それを素早く察知したらしいグンマは早々と部屋から脱出した。
オレの無言の圧力に、親父は‘な、なんで怒ってるの?’と焦り始める。
なんで怒ってるの?だと?
オマエって奴はオマエって奴はオマエって奴は・・・
そんな事もわかんねーのかよ!
オレが、オマエを、嫌いだとして。
じゃあ何で毎年食ってやってんのかって、考えたりしないのかよオマエは。
じゃあ何で文句言いながら、何だかんだ言って、オマエと、
オレがしたくなくてオマエがしたい事してると思ってるんだ。
そーゆーのも思いつかない程オマエはその、貰えなかったチョコで頭がいっぱいだったのかよ!!!
一気に捲くし立てた。
「シンちゃん・・・ひょっとして欲しかったの・・・?」
欲しいわけあるか!と威勢良く怒鳴った。
ぐいっと抱き寄せられて目いっぱい抵抗する。

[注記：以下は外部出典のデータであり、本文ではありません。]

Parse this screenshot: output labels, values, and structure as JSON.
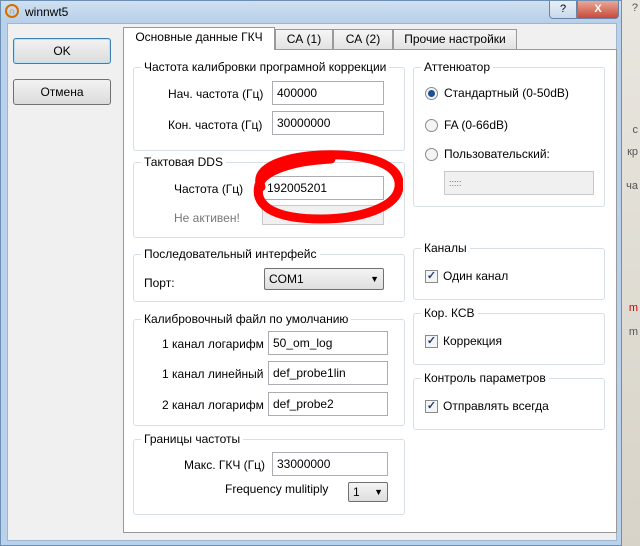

吹っ飛ばしてやろうかと思った。
だけど両腕を、物凄い力で握られて抗議しようと顔を上げたら思いの外、近かった。
そんなにパパのチョコが欲しかったのか・・・とうっとり言われる。
だから。
誰もンな事言ってねーだろーよ。
ただ、用意しないならしないで別に?特に食べたかったワケじゃないから構わないのに
その用意しなかった理由が気に入らないっつー話だろ!
思いっきり睨み付けて叫んだ。
「 素敵だね 」
「 つまり妬いてるんだ 」
目を閉じる事もできず口を、塞がれて、それに反論する事もできなかった。
―――このバカは。
ぶはっと、深いキスの息をする合間に口を離して‘何でオレが妬かなくちゃならない’と
怒鳴った。
「じゃあ、何で怒ってるの」
パパが、他の事で頭をいっぱいにして
それでオマエにチョコを用意しなかったのが、ムカつくんでしょう?
だからそんな顔してるんでしょ?妬いてるじゃないか。
ぶるぶると怒りで体が震えるのが解かった。
何で、コイツって、こんなに腹が立つ事ばっか言うんだ??
オレを苛つかせる天才じゃないのか!
「ホントに腹立つ男だなッツ!!」
力いっぱい罵声を浴びせる。
ホントに可愛い子だな、と笑われた。―――あぁ、もう、マジでムカつくったら。